Thanks for this explanation. Really liked it.

Thank you so much. You're the best.

"top" and "bottom" variables are not necessary, one could replace them by "l" and "r"

still your logic a more pythonic approach: class Solution: def rotate(self, matrix: List[List[int]]) -> None: l = 0 r = len(matrix) -1 while l

Thank You Brother for this amazing video.............🙏🙏🙏🙏🙏🙏

Best solution! thanks.

thank you. this problem has been bugging me, i figured out how to rotate the image but couldn't implement it properly.

hi neetcode, i have a question, how to rotate matrix 45 degrees so the matrix size will increase, i trying to make the solution and now i want to give up (i have tried straight 5 hours btw). Can you make this solution a video pls.

List2 = [] for x in range(len(matrix[0])): List1=[] for y in matrix[::-1]: list1.append(y[×]) List2.append(list1) return list2 Why this code is giving wrong output in leetcode but right output in local jupyter notebook

Great explanation

There's another approach to this problem: -Swap the non-diagonal elements (Because we want to make rows columns and vice-versa) -Use two pointers, one at the first column and the other at the last column, swap column elements -Do the above step until the first pointer is no more lesser than the second pointer (Last 2 steps are just to swap columns) Code: class Solution: def rotate(self, matrix: List[List[int]]) -> None: """ Do not return anything, modify matrix in-place instead. """ n=len(matrix) r=0 while (r

I find the standard rotation technique to be pretty frustrating to think about. Instead ive found its easier to invert the values on the diagonal then reverse the rows.

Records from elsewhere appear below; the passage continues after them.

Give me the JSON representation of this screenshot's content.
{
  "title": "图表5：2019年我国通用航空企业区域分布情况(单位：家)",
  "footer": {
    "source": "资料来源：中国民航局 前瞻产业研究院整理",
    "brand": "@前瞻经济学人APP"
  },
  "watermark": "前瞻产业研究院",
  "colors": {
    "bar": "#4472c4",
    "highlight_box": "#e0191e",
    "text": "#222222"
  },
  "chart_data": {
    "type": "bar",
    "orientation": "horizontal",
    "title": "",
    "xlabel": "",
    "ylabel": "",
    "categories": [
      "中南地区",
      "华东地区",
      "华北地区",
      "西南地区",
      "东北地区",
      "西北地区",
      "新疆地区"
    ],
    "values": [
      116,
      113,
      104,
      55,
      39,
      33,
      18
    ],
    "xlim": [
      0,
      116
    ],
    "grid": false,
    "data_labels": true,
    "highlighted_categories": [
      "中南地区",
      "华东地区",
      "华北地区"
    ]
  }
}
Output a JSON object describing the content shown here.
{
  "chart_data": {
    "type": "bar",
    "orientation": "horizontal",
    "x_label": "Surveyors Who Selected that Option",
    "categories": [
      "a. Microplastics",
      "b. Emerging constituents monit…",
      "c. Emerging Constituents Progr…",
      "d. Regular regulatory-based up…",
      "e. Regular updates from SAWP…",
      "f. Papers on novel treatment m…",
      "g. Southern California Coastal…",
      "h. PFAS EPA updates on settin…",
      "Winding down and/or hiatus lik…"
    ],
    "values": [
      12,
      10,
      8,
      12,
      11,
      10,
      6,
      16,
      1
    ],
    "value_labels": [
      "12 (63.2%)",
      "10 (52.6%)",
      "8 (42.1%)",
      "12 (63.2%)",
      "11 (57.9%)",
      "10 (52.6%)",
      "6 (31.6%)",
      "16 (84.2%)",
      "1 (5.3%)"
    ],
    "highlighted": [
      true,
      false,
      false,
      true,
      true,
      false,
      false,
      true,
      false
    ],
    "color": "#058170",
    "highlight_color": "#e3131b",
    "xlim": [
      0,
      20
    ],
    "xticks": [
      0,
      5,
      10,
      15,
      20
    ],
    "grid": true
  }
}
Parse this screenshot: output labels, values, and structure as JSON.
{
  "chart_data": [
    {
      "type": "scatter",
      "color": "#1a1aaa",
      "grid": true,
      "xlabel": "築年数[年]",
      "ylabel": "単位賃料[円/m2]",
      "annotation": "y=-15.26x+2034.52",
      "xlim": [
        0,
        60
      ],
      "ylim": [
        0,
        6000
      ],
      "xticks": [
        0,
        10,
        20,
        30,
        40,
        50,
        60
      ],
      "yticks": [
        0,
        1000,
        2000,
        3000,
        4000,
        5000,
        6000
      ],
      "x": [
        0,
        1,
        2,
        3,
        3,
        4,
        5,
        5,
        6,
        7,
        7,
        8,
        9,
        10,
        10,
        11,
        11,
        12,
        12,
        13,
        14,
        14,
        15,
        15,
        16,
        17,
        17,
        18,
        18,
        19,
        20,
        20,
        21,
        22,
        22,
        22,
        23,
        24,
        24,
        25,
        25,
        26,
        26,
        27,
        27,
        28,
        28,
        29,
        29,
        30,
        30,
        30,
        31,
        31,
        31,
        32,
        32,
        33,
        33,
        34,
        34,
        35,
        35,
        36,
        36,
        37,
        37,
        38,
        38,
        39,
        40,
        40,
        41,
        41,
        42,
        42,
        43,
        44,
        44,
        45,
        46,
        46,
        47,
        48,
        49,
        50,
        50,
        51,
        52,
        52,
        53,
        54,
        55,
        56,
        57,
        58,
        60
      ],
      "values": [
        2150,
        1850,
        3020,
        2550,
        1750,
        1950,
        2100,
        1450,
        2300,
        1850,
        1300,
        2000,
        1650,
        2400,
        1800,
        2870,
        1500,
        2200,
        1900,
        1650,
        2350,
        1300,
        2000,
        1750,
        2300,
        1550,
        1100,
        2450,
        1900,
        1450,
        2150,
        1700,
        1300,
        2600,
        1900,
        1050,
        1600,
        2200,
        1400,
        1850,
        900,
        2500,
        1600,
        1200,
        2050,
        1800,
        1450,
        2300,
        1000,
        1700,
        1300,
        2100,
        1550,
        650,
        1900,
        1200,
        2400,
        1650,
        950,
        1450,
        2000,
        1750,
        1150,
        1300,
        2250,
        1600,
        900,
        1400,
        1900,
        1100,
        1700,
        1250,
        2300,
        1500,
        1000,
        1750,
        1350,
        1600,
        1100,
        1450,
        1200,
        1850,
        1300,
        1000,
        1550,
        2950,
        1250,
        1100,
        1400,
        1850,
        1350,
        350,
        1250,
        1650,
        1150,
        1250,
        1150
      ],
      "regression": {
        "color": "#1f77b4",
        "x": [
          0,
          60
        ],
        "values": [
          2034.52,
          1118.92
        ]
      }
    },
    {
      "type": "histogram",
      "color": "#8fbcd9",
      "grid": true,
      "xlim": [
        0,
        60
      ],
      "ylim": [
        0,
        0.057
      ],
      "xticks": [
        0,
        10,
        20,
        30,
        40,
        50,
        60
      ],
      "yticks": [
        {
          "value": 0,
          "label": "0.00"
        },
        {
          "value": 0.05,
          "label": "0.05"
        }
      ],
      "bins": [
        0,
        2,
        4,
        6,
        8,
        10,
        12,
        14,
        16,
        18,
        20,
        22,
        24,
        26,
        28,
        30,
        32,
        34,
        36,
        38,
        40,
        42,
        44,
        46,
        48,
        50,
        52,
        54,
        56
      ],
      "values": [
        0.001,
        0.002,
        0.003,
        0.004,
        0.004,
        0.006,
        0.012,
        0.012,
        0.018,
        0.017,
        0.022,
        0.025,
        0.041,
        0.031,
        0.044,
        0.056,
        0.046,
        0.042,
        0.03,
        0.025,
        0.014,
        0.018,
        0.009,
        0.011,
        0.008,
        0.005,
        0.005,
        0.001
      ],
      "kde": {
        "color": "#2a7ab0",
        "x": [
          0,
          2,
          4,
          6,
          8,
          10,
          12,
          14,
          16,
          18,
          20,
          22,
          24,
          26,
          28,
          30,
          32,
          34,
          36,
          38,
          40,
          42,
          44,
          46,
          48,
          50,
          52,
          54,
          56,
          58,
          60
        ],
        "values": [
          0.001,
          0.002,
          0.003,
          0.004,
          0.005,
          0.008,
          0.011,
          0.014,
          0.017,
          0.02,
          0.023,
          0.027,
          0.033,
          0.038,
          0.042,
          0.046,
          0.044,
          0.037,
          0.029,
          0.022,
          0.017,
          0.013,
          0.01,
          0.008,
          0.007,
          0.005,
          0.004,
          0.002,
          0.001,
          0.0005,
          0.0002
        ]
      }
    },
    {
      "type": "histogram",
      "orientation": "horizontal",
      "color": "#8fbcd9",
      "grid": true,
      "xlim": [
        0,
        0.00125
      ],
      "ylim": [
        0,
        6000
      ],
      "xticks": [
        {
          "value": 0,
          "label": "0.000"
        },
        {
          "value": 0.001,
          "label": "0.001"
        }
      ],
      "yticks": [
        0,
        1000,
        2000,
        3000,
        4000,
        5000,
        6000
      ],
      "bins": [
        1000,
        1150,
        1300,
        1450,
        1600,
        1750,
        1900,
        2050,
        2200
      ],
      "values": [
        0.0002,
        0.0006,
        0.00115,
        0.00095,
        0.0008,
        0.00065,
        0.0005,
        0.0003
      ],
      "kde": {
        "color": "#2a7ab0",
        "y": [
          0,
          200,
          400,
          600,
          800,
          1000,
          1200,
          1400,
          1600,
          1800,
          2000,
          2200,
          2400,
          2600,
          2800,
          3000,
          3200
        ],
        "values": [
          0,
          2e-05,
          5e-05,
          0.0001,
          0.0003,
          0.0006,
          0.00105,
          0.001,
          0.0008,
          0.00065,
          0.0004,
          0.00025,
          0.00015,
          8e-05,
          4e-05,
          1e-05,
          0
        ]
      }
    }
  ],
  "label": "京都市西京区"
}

Transpose and reverse in each row

You know you can just swap instead of using a temporary. Walk through it: Swap TL with TR Swap TL with BR Swap TL with BL Shazam, the corners are rotated and aux space is O(0).

Excellent article. Keep'em coming!

10:28 confuses me. range (L, r -1) does not the same as range (r -L)

The explanation was amazing. I find subtracting i a little confusing. Though dry run help me understand how it works. How do I remember it when I code?